Things snap into sharp focus upon Spike and Jamie’s triumphant return to their village. As Jamie builds a tower of bluster and falsehoods in retelling his and Spike’s mainland adventure, Spike quickly realises that his father is not only full of shit but also doesn’t care about his sick mother, so he resolves to get her the help she needs, village rules be damned.
That’s an emotional gutpunch and story turn I didn’t expect, and it kicks off a high-stakes second act in which everything that was set up during’s Spike’s first mainland visit comes back into play.
Boyle and Garland some kind of yin-yang thing going where their collaborations always result in something more impactful than their solo stuff. If I had to take a stab at why this partnership works, I’d say it’s how Boyle’s capacity for empathy balances out Garland’s sheer cynicism about humanity. Make no mistake about it, 28 Years Later is bleak as fuck, but it never crosses into pure despair territory. Learning that your father whom you idolised is a cheating and lying scumbag is dark as hell and something that could easily spiral in Garland’s hands (looking at you, Civil War), but Boyle’s optimistic view of humanity always pulls things back from the brink.
At this point I got what they’re trying to do: 28 Years Later isn’t a zombie movie, it’s a bildungsroman that just happens to have zombies in it.
Now that’s interesting.
As Spike and Isla return to the zombie-infested mainland with the aim of finding Dr Kelson (a wonderful Ralph Fiennes), a reclusive and eccentric survivor who was once a GP and may be able to treat Isla, 28 Days Later changes lanes into a elegiac contemplation about the cycle of life and death. This culminates into one of the movie’s best scenes where Kelson teaches Spike a beautiful lesson about the concept of '“memento mori”, the Latin phrase meaning “remember you must die.” It sounds corny on paper, but Williams and Fiennes play each scene with such sincere humanity that it can’t help but be powerful.
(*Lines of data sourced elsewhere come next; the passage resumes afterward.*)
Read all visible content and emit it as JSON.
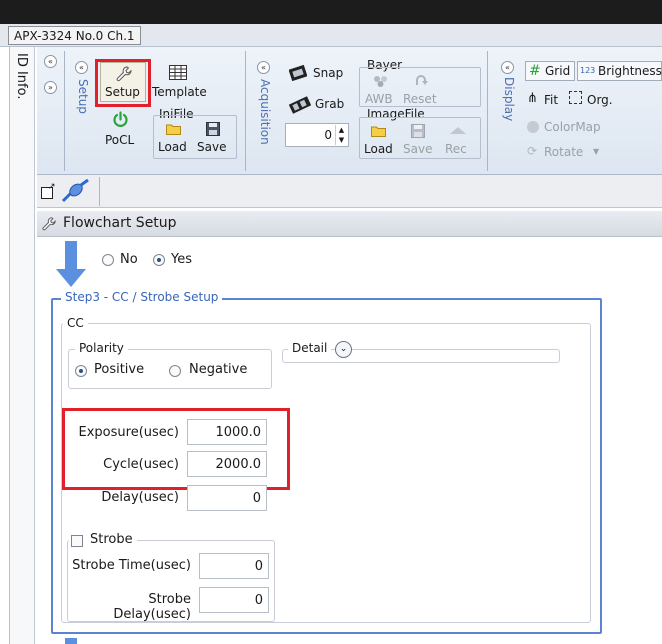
{
  "window": {
    "doc_tab": "APX-3324 No.0 Ch.1"
  },
  "info_pane": {
    "label": "ID Info."
  },
  "ribbon": {
    "groups": {
      "setup": "Setup",
      "acquisition": "Acquisition",
      "display": "Display"
    },
    "setup": {
      "setup_button": "Setup",
      "template_button": "Template",
      "pocl_button": "PoCL",
      "inifile_label": "IniFile",
      "inifile_load": "Load",
      "inifile_save": "Save"
    },
    "acquisition": {
      "snap_button": "Snap",
      "grab_button": "Grab",
      "frame_count": "0",
      "bayer_label": "Bayer",
      "awb_button": "AWB",
      "reset_button": "Reset",
      "imagefile_label": "ImageFile",
      "imagefile_load": "Load",
      "imagefile_save": "Save",
      "imagefile_rec": "Rec"
    },
    "display": {
      "grid_button": "Grid",
      "brightness_prefix": "123",
      "brightness_button": "Brightness",
      "fit_button": "Fit",
      "org_button": "Org.",
      "colormap_button": "ColorMap",
      "rotate_button": "Rotate"
    }
  },
  "panel": {
    "title": "Flowchart Setup",
    "no_label": "No",
    "yes_label": "Yes",
    "step_title": "Step3 - CC / Strobe Setup",
    "cc_label": "CC",
    "polarity_label": "Polarity",
    "positive_label": "Positive",
    "negative_label": "Negative",
    "detail_label": "Detail",
    "exposure_label": "Exposure(usec)",
    "exposure_value": "1000.0",
    "cycle_label": "Cycle(usec)",
    "cycle_value": "2000.0",
    "delay_label": "Delay(usec)",
    "delay_value": "0",
    "strobe_label": "Strobe",
    "strobe_time_label": "Strobe Time(usec)",
    "strobe_time_value": "0",
    "strobe_delay_label": "Strobe Delay(usec)",
    "strobe_delay_value": "0"
  },
  "colors": {
    "accent": "#4c6fb3",
    "highlight": "#e0202a",
    "arrow": "#5b8fe0",
    "pocl_green": "#2aa33a"
  }
}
It’s just astonishing how much emotional heft gets squeezed into these 50 or so minutes of 28 Years Later, to the point where I honestly think Boyle and Garland watched Alejandro G. Iñárritu’s The Revenant, said to themselves “oh we can do that but way better”, and then actually went and did it. Hell, Boyle manages to do more visually with a bunch of iPhone 15 Pro Max devices than what Iñárritu did with twice the budget and fancy old school film.
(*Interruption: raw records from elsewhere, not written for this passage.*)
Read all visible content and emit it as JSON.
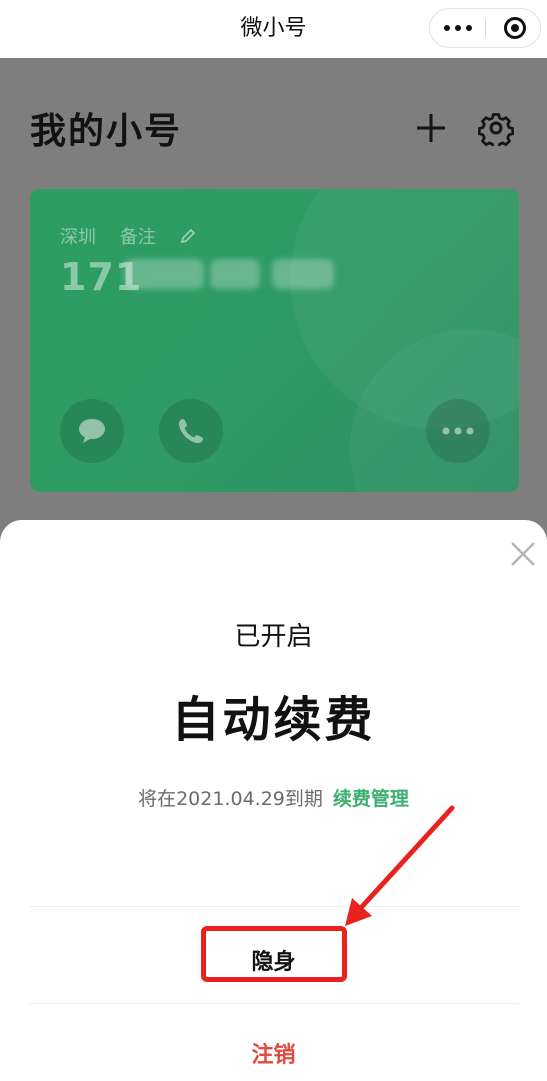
{
  "navbar": {
    "title": "微小号",
    "more_icon": "more-dots-icon",
    "close_icon": "target-circle-icon"
  },
  "page": {
    "title": "我的小号",
    "add_icon": "plus-icon",
    "settings_icon": "gear-icon"
  },
  "card": {
    "region": "深圳",
    "note_label": "备注",
    "number_prefix": "171",
    "number_blurred": true,
    "color": "#2e9b63",
    "actions": [
      "message-icon",
      "phone-icon",
      "more-icon"
    ]
  },
  "sheet": {
    "status": "已开启",
    "feature": "自动续费",
    "expire_text": "将在2021.04.29到期",
    "manage_link": "续费管理",
    "hide_label": "隐身",
    "cancel_label": "注销",
    "accent_color": "#3caf71",
    "danger_color": "#e04a42"
  },
  "annotation": {
    "color": "#e8231e",
    "target": "hide-button"
  }
}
This movie has an updated visual style that’s of a piece with this movie’s predecessor, 28 Days Later. Whereas 28 Days Later was shot on camcorders to give a bootstrapped documentary feel (which it basically was), 28 Years Later is primarily on an iPhone 15 Max, giving the movie a similar immediate homemade vibe. All the zombie attack sequences feel up close and claustrophobic while the hazy sweeping shots of the English and Scottish landscapes during Spike’s journey are utterly gorgeous.
At this point I need to stress one important thing: You can absolutely turn off your brain and be absolutely entertained because Boyle and Garland don’t skimp out on any of the hardcore zombie genre stuff. There are jump-scare zombie attacks, there’s gore, and there’s even a super zombie with a giant swinging dick who likes ripping people’s heads off, vertebrae and all.
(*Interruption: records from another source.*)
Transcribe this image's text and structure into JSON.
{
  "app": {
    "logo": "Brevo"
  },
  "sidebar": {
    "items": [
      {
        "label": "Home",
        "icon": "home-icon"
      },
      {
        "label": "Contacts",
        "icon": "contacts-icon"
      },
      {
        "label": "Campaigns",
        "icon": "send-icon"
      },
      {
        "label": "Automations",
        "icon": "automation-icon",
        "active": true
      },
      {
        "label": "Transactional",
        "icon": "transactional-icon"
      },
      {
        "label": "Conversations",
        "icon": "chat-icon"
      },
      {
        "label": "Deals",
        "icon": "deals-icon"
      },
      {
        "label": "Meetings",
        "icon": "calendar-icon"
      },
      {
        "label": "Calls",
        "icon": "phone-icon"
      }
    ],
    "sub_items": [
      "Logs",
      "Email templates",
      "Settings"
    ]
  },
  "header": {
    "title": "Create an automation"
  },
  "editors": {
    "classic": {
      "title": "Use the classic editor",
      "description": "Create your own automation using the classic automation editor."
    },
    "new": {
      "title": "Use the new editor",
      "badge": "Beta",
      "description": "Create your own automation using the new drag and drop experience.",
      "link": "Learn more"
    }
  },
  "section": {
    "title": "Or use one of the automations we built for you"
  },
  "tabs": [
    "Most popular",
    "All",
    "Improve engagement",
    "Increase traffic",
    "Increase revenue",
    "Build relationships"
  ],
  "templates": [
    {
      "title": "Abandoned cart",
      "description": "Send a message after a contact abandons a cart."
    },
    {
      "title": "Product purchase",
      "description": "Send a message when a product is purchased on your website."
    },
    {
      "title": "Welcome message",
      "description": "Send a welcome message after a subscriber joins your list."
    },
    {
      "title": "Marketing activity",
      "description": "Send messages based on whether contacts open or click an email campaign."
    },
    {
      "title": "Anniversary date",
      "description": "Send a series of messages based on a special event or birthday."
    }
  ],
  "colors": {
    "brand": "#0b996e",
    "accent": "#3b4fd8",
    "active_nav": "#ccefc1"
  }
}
Just as how Ryan Coogler and Michael B. Jordan breathed new life into the vampire movie genre with the brilliant Sinners, 2025 sees Boyle and Garland working their magic once again to reinvigorate the flagging zombie movie genre. I certainly didn’t have “genre movies experiencing a big revival” on my 2025 movie bingo card.
With deeply fleshed-out themes and that’s-so-disgusting-but-I-can’t-take-my-eyes-off-the-screen spectacle, 28 Years Later packs the best of both worlds into a zombie movie and that’s really everything you can ask for.